Posted on November 21, 2017

Brevity is the soul of tweet

When Abraham Lincoln campaigned for the US presidency, he travelled by railroads and spoke up to six hours to all future voters. When Bush or Clinton competed for the Oval Office, they travelled by planes and learned how to focus on ninety seconds of audiovisual bullets carried by the TV stations watched by millions in prime hours. When Donald Trump was winning the presidential race against Hilary Clinton, he travelled by planes, relied on big data analyses, and tweetted on and off the record all the time. His bullet points of aphoristic tweets reached hundreds of millions, who could pick him up individually and in real time (or slightly later). None of these hundreds of millions actually needed to see him in person, either on screen or in reality. Their vote revealed the fifth power – the world wide web’s uses of global networking for making up individual minds, never mind mine fields of data mining, minding and profiling.

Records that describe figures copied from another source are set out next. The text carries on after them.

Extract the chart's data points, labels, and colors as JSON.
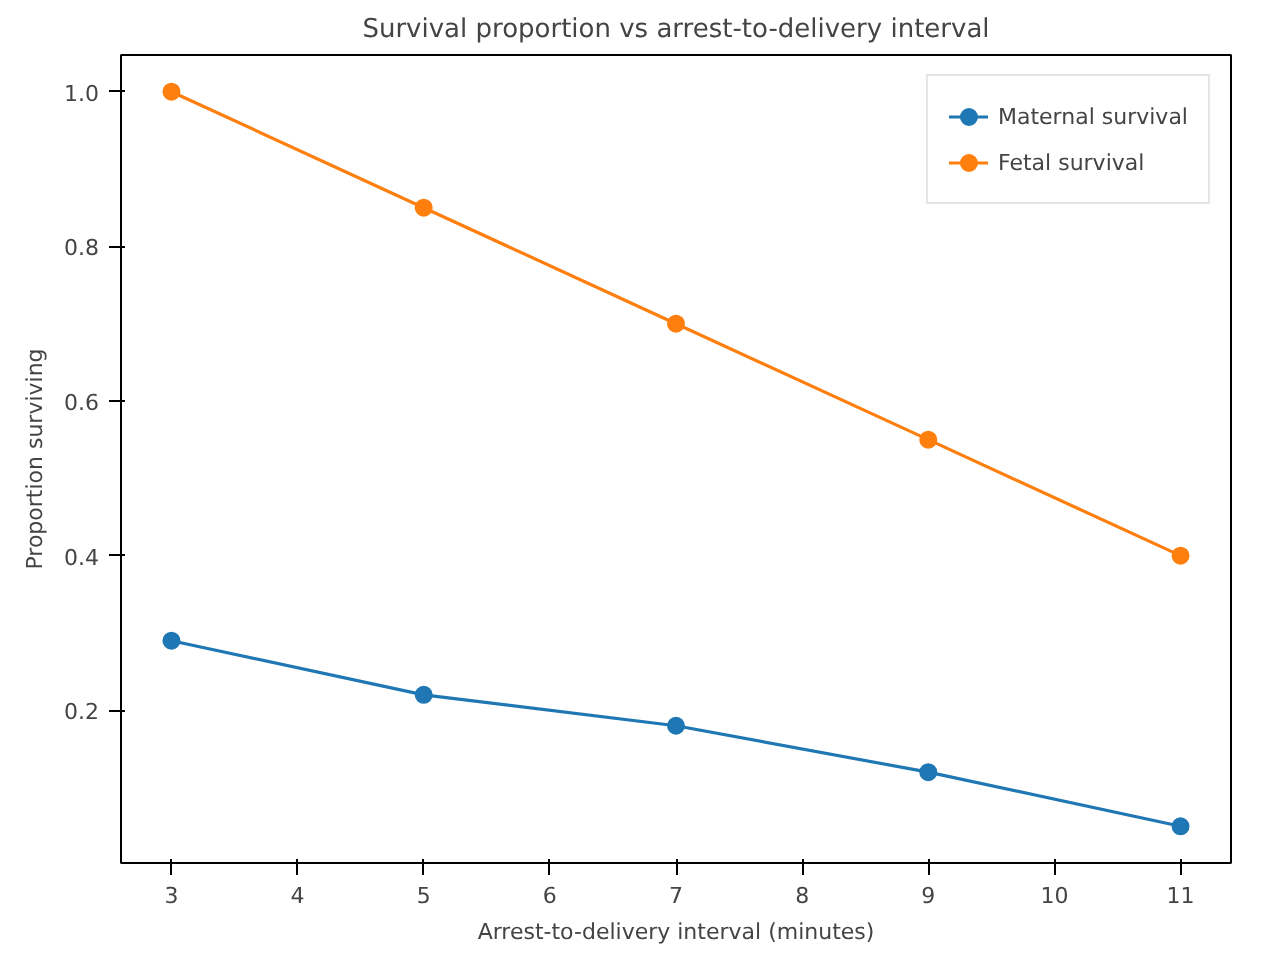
{
  "chart_data": {
    "type": "line",
    "title": "Survival proportion vs arrest-to-delivery interval",
    "xlabel": "Arrest-to-delivery interval (minutes)",
    "ylabel": "Proportion surviving",
    "x": [
      3,
      5,
      7,
      9,
      11
    ],
    "series": [
      {
        "name": "Maternal survival",
        "color": "#1f77b4",
        "values": [
          0.29,
          0.22,
          0.18,
          0.12,
          0.05
        ]
      },
      {
        "name": "Fetal survival",
        "color": "#ff7f0e",
        "values": [
          1.0,
          0.85,
          0.7,
          0.55,
          0.4
        ]
      }
    ],
    "xlim": [
      2.6,
      11.4
    ],
    "ylim": [
      0.0025,
      1.0475
    ],
    "xticks": [
      3,
      4,
      5,
      6,
      7,
      8,
      9,
      10,
      11
    ],
    "yticks": [
      0.2,
      0.4,
      0.6,
      0.8,
      {
        "value": 1.0,
        "label": "1.0"
      }
    ],
    "grid": false,
    "legend": "top right",
    "marker": "circle",
    "line_style": "solid"
  }
}
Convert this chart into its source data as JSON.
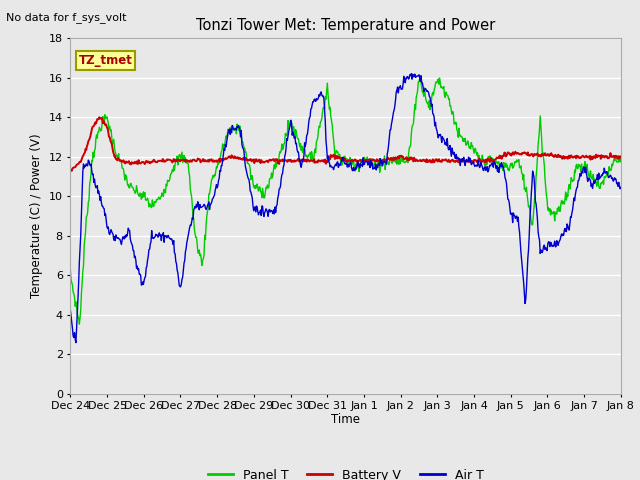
{
  "title": "Tonzi Tower Met: Temperature and Power",
  "note": "No data for f_sys_volt",
  "ylabel": "Temperature (C) / Power (V)",
  "xlabel": "Time",
  "ylim": [
    0,
    18
  ],
  "yticks": [
    0,
    2,
    4,
    6,
    8,
    10,
    12,
    14,
    16,
    18
  ],
  "xtick_labels": [
    "Dec 24",
    "Dec 25",
    "Dec 26",
    "Dec 27",
    "Dec 28",
    "Dec 29",
    "Dec 30",
    "Dec 31",
    "Jan 1",
    "Jan 2",
    "Jan 3",
    "Jan 4",
    "Jan 5",
    "Jan 6",
    "Jan 7",
    "Jan 8"
  ],
  "legend_entries": [
    "Panel T",
    "Battery V",
    "Air T"
  ],
  "legend_colors": [
    "#00cc00",
    "#cc0000",
    "#0000cc"
  ],
  "tag_label": "TZ_tmet",
  "tag_bg": "#ffff99",
  "tag_border": "#999900",
  "fig_bg": "#e8e8e8",
  "plot_bg": "#e8e8e8",
  "grid_color": "#ffffff",
  "panel_t_xknots": [
    0,
    0.1,
    0.25,
    0.4,
    0.6,
    0.8,
    1.0,
    1.2,
    1.4,
    1.6,
    1.8,
    2.0,
    2.2,
    2.4,
    2.6,
    2.8,
    3.0,
    3.2,
    3.4,
    3.6,
    3.8,
    4.0,
    4.3,
    4.6,
    5.0,
    5.3,
    5.6,
    6.0,
    6.3,
    6.6,
    6.9,
    7.0,
    7.2,
    7.4,
    7.6,
    7.8,
    8.0,
    8.3,
    8.6,
    8.9,
    9.2,
    9.5,
    9.8,
    10.0,
    10.3,
    10.6,
    10.9,
    11.2,
    11.5,
    11.8,
    12.0,
    12.2,
    12.4,
    12.6,
    12.8,
    13.0,
    13.2,
    13.4,
    13.6,
    13.8,
    14.0,
    14.2,
    14.4,
    14.6,
    14.8,
    15.0
  ],
  "panel_t_yknots": [
    6.0,
    5.0,
    3.5,
    8.0,
    12.0,
    13.5,
    14.0,
    12.5,
    11.5,
    10.5,
    10.2,
    10.0,
    9.5,
    9.8,
    10.5,
    11.5,
    12.0,
    11.8,
    8.0,
    6.5,
    10.5,
    11.5,
    13.3,
    13.5,
    10.5,
    10.2,
    11.5,
    13.8,
    12.5,
    11.8,
    14.5,
    15.5,
    12.5,
    11.8,
    11.8,
    11.5,
    12.0,
    11.5,
    11.8,
    11.8,
    11.8,
    16.0,
    14.5,
    16.0,
    15.0,
    13.0,
    12.5,
    11.8,
    11.8,
    11.5,
    11.5,
    11.8,
    10.5,
    8.5,
    14.0,
    9.5,
    9.0,
    9.5,
    10.5,
    11.5,
    11.5,
    11.0,
    10.5,
    11.0,
    11.8,
    11.8
  ],
  "batt_v_xknots": [
    0,
    0.3,
    0.5,
    0.6,
    0.8,
    1.0,
    1.2,
    1.5,
    2.0,
    2.5,
    3.0,
    3.5,
    4.0,
    4.5,
    5.0,
    5.5,
    6.0,
    6.5,
    7.0,
    7.1,
    7.3,
    7.5,
    8.0,
    8.5,
    9.0,
    9.5,
    10.0,
    10.5,
    11.0,
    11.5,
    12.0,
    12.5,
    13.0,
    13.5,
    14.0,
    14.5,
    15.0
  ],
  "batt_v_yknots": [
    11.3,
    11.8,
    12.8,
    13.5,
    14.0,
    13.5,
    12.0,
    11.7,
    11.7,
    11.8,
    11.8,
    11.8,
    11.8,
    12.0,
    11.8,
    11.8,
    11.8,
    11.8,
    11.8,
    12.0,
    12.0,
    11.8,
    11.8,
    11.8,
    12.0,
    11.8,
    11.8,
    11.8,
    11.8,
    11.8,
    12.2,
    12.1,
    12.1,
    12.0,
    12.0,
    12.0,
    12.0
  ],
  "air_t_xknots": [
    0,
    0.07,
    0.15,
    0.2,
    0.35,
    0.5,
    0.7,
    0.9,
    1.0,
    1.2,
    1.4,
    1.6,
    1.8,
    2.0,
    2.2,
    2.4,
    2.6,
    2.8,
    3.0,
    3.2,
    3.4,
    3.6,
    3.8,
    4.0,
    4.3,
    4.6,
    5.0,
    5.3,
    5.6,
    6.0,
    6.3,
    6.6,
    6.9,
    7.0,
    7.2,
    7.4,
    7.6,
    7.8,
    8.0,
    8.3,
    8.6,
    8.9,
    9.2,
    9.5,
    9.8,
    10.0,
    10.3,
    10.6,
    10.9,
    11.2,
    11.5,
    11.8,
    12.0,
    12.2,
    12.4,
    12.6,
    12.8,
    13.0,
    13.2,
    13.4,
    13.6,
    13.8,
    14.0,
    14.2,
    14.4,
    14.6,
    14.8,
    15.0
  ],
  "air_t_yknots": [
    4.2,
    3.0,
    2.5,
    4.5,
    11.5,
    11.8,
    10.5,
    9.5,
    8.5,
    8.0,
    7.7,
    8.2,
    6.5,
    5.5,
    8.0,
    8.0,
    8.0,
    7.8,
    5.2,
    8.0,
    9.5,
    9.5,
    9.5,
    10.5,
    13.3,
    13.5,
    9.3,
    9.2,
    9.3,
    13.8,
    11.5,
    14.8,
    15.2,
    11.8,
    11.5,
    11.8,
    11.5,
    11.5,
    11.8,
    11.5,
    11.8,
    15.3,
    16.1,
    16.0,
    15.0,
    13.2,
    12.5,
    11.8,
    11.8,
    11.5,
    11.5,
    11.5,
    9.0,
    8.9,
    4.5,
    11.5,
    7.2,
    7.5,
    7.5,
    8.0,
    8.5,
    10.5,
    11.5,
    10.5,
    11.0,
    11.2,
    10.8,
    10.5
  ]
}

Some claim that the fifth power emerged from the spirit of digital communications, augmented realities and virtual simulations. After the parliaments, the governments, the courts of law and TV studios – the world wide webs. These hyper-connected political accelerators of democratic decision making are hotly contested by all parties. The immigrants use mobile phones to mobilize millions in Los Angeles against planned bills of law in Washington DC. Facebook and Google go far beyond Shylock in “Merchant of Venice”. Instead of a pound of flesh they sell individual hearts and minds to the highest political or commercial bidders. Should Schmidt and Zuckerberg face criminal charges of selling human organs? They do not bother to tell the owners about their sales. When caught red-handed, their managers claim innocence – after all, they are ruled over by computerized brains of sophisticated bots and blessed by a great god of a universal market exchange. And they do have a point. Markets and democracies are better than Putins and Kim Jong-uns.

It is hard to say how the new power will establish itself accommodating or fighting the other four. Facebook and Google will probably be broken as monopolies of coal, steel or stationary telephones were. But a new class struggle will go on. What rough beast, its hour come down at last, slouches towards Hollywood or Wikileaks to be born?